Beware of “Facts”

I’ve always urged that consultants are at their best when they help clients interrogate assumptions posing as facts. The almost “holy” question is, “How do you really know that?” Assumptions lead us often into a cul-de-sac of our own paradigms.

The other danger is what is called “research”. All of us can skew “statistics” in infinite ways. There is the Yogi Berra story I love about stats. Someone asks whether the pizza should be cut in four or eight slices. Comes the reply, “You better cut it into four, I don’t think I can eat eight.”  That in turn brings the old saw to mind, “There are lies, damned lies and statistics.”

Today there has been a report released, blazing across news channels about how a new study links sugary soft drinks to an up to 87%  increase in the risk of pancreatic cancer. Wow! Well, that is, until you read the small print of the study.

Some news channels segued from this to panning diet drinks and saying they were “poison.”  They may well be, but not on the basis of this study, which only speaks of sugary soft drinks. The same study confesses that fruit juice has virtually the same amount of sugar, but doesn’t have these alleged effects.
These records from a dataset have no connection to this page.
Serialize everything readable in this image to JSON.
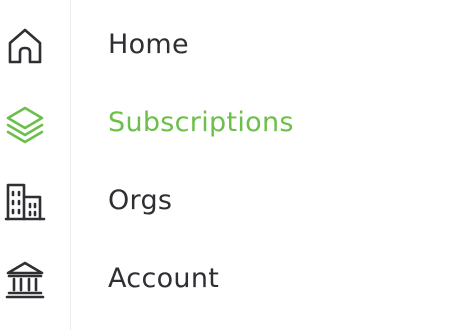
{
  "colors": {
    "text": "#2f2f33",
    "active": "#6cc04a",
    "divider": "#ececec"
  },
  "nav": {
    "items": [
      {
        "label": "Home",
        "icon": "home-icon",
        "active": false
      },
      {
        "label": "Subscriptions",
        "icon": "layers-icon",
        "active": true
      },
      {
        "label": "Orgs",
        "icon": "buildings-icon",
        "active": false
      },
      {
        "label": "Account",
        "icon": "bank-icon",
        "active": false
      }
    ]
  }
}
Let me say right out, I think the fact that sugary sodas have a host of health ills is probably not controversial. So my taking on the “spin” being given to this study is NOT a defence of soft drinks. It’s an expose of our tending to state definitive conclusions based on ambiguous, if not gossamer facts.
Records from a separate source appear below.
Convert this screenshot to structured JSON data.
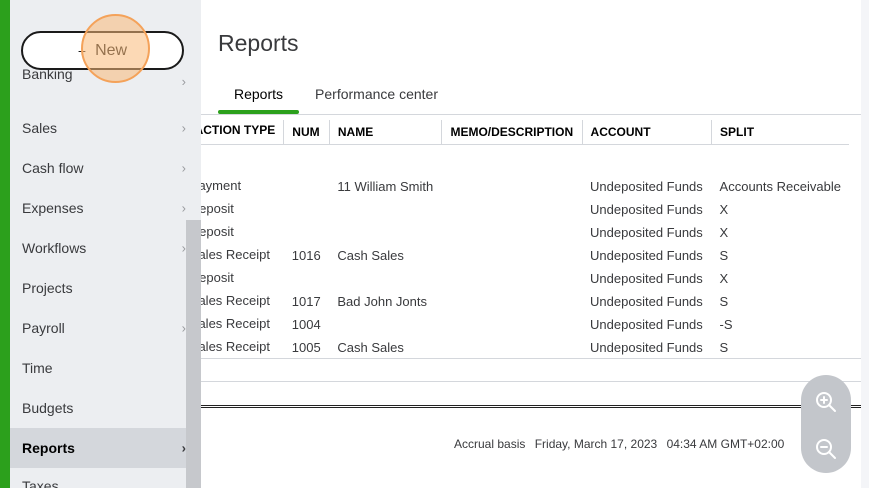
{
  "sidebar": {
    "new_button": {
      "plus": "+",
      "label": "New"
    },
    "items": [
      {
        "label": "Banking",
        "chevron": true
      },
      {
        "label": "Sales",
        "chevron": true
      },
      {
        "label": "Cash flow",
        "chevron": true
      },
      {
        "label": "Expenses",
        "chevron": true
      },
      {
        "label": "Workflows",
        "chevron": true
      },
      {
        "label": "Projects",
        "chevron": false
      },
      {
        "label": "Payroll",
        "chevron": true
      },
      {
        "label": "Time",
        "chevron": false
      },
      {
        "label": "Budgets",
        "chevron": false
      },
      {
        "label": "Reports",
        "chevron": true,
        "active": true
      },
      {
        "label": "Taxes",
        "chevron": false
      }
    ],
    "chevron_glyph": "›"
  },
  "main": {
    "title": "Reports",
    "tabs": [
      {
        "label": "Reports",
        "active": true
      },
      {
        "label": "Performance center",
        "active": false
      }
    ],
    "table": {
      "columns": [
        "TRANSACTION TYPE",
        "NUM",
        "NAME",
        "MEMO/DESCRIPTION",
        "ACCOUNT",
        "SPLIT"
      ],
      "rows": [
        [
          "Payment",
          "",
          "11 William Smith",
          "",
          "Undeposited Funds",
          "Accounts Receivable"
        ],
        [
          "Deposit",
          "",
          "",
          "",
          "Undeposited Funds",
          "X"
        ],
        [
          "Deposit",
          "",
          "",
          "",
          "Undeposited Funds",
          "X"
        ],
        [
          "Sales Receipt",
          "1016",
          "Cash Sales",
          "",
          "Undeposited Funds",
          "S"
        ],
        [
          "Deposit",
          "",
          "",
          "",
          "Undeposited Funds",
          "X"
        ],
        [
          "Sales Receipt",
          "1017",
          "Bad John Jonts",
          "",
          "Undeposited Funds",
          "S"
        ],
        [
          "Sales Receipt",
          "1004",
          "",
          "",
          "Undeposited Funds",
          "-S"
        ],
        [
          "Sales Receipt",
          "1005",
          "Cash Sales",
          "",
          "Undeposited Funds",
          "S"
        ]
      ]
    },
    "footer": {
      "basis": "Accrual basis",
      "datetime": "Friday, March 17, 2023",
      "time": "04:34 AM GMT+02:00"
    }
  },
  "zoom": {
    "in_icon": "zoom-in-icon",
    "out_icon": "zoom-out-icon"
  },
  "colors": {
    "brand_green": "#2ca01c",
    "highlight": "#f4a25a",
    "sidebar_bg": "#eceef1",
    "active_bg": "#d4d7dc"
  }
}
This study, which was conducted in Singapore, tracked 60,000 individuals over about 14 years. Of these 60,000, 140 developed pancreatic cancer. Of those 140, 30 they say consumed sugary sodas on a regular, weekly basis. The balance, 110 who developed the illness, did not consume sugary sodas. So how is this being advertised as a “finding”?  How can these numbers not more persuasively argue for a chance connection at best? The researchers also refer to 4 past studies that found no link between such drinks and pancreatic cancer!

Yet the headlines proclaim, “Sugary sodas linked to pancreatic cancer.”  What ineffable twaddle!  Or, certainly so, on the basis of the facts actually cited in the study. Now excess sugar intake can precipitate the onset of diabetes, which is a risk factor for pancreatic cancer. I get that link and rationale…which though is a sidebar to this study, and wasn’t anything particularly studied here.

The takeaway? Beware of grandiose sweeping conclusions, from scant, inconclusive facts. Consultants be the voice of bracing balance. We can’t solve what we don’t understand. While everyone runs around drowning in data, be enough of a contrarian, enough of a healthy skeptic, to make sure that what glitters in that instance is really gold, not brass.